HFIB (HFI Benefits Inc.) uses ASO to reduce processing, inflation, and risk expenses, as well as to eliminate ultra-conservative insurer reserves that are built into a traditional group benefit plan. Our application of ASO significantly reduces the EHC and Dental rates by simply having the company take on a small and easily manageable amount of the plan’s claims risk. Insurance remains in place for the potential catastrophic risks like out of Canada travel or high domestic drug or medical claims.
At HFI Benefits, ASO policies are always through insurers and generally through the same insurer that holds the pooled components of coverage: Life, AD&D, LTD, dependent Life. There are a number of Broker/Advisor/TPA (Third Party Administrator) based ASO claims funding arrangements in the marketplace; however, our sense is that they will never be able to match or keep up to the insurers’ investment in systems development nor their reduced risk profile: a CRA audit risk being primary.
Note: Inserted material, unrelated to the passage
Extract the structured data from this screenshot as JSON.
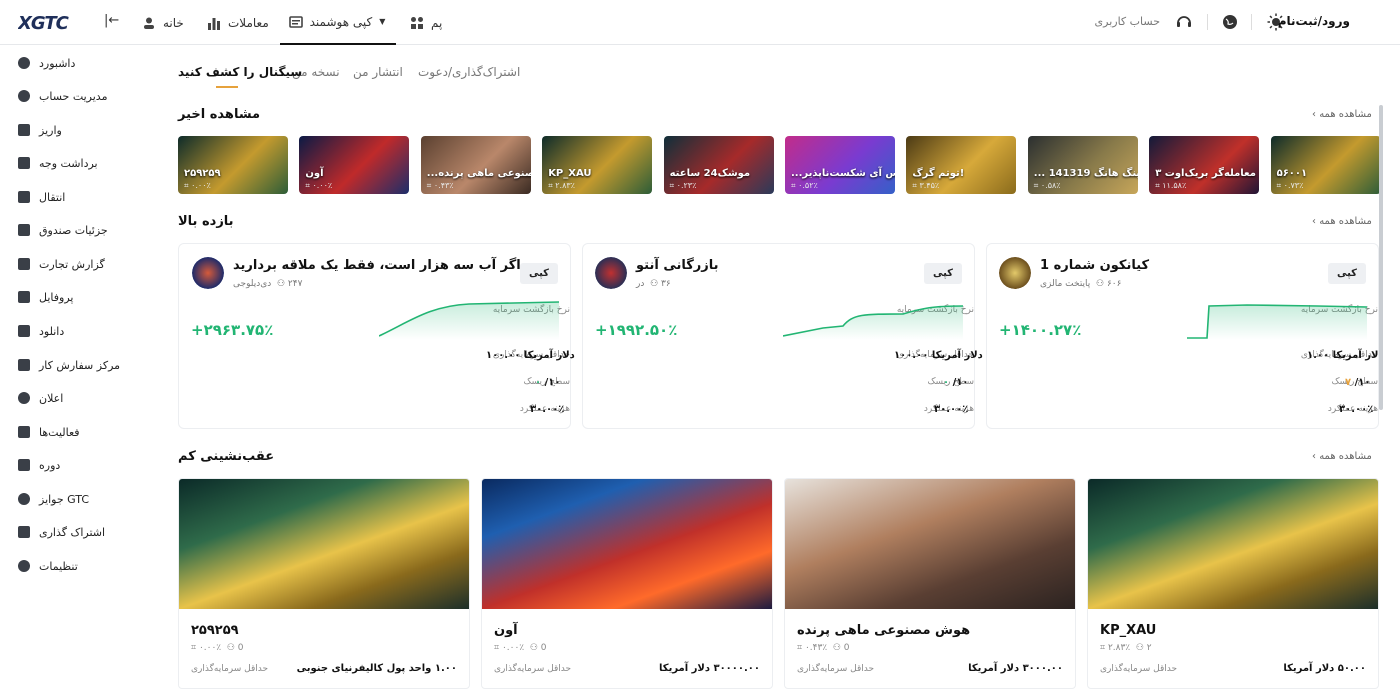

In our opinion, the added value of using an established insurer for ASO policies is worth the nominal savings in expenses gained by going with a TPA; especially now that their systems accommodate direct claims submissions of paramedical practitioners like massage therapists, chiropractors and physiotherapists, and ancillary benefits like Vision, either at the point of sale or online through the insurer’s website.
We understand ASO funding arrangements very well and we use them for many of our clients, but they are not without risk and they demand a higher level of advisor expertise and support to help manage. It is not advisable to request ASO funding arrangements from your average broker.
Funding EHC and Dental claims through an insurer based ASO plan is a great way for an employer to get the best of both worlds when it comes to their benefit plan. They get the advantage of lower costs and therefore rates as it effectively eliminates all the insurer based, high margin, plan cost areas: premium tax, inflated reserves, inflated trend and the excess risk allowance charges; at the same time, employees are able to deal with the same insurer they do on all their other benefits: the same toll free #’s, the same booklet format, the same plan design, the same website access, the same smartphone apps, the same claims payment methods and the same fraud and adjudication controls and protections.
Q: How much can I save by having our EHC & Dental claims funded through an ASO arrangement?
A: Depending on plan design, the level of advisory advice that you’re currently receiving and the pooling arrangements (domestic and international), companies can expect to reduce their insured EHC and Dental costs by 7-12% per year.
Q: What’s the risk of going with an ASO EHC and Dental claims processing arrangement?
A: With proper catastrophic risk insurance in place for emergency out of Canada and domestic drugs and medical, the primary risk is that a company can no longer ‘walk away’ from an account deficit caused by more claims + expenses being incurred vs deposits submitted over a given year. But HFIB puts safeguards in place to ensure it rarely happens and if it does it’s to a nominal extent.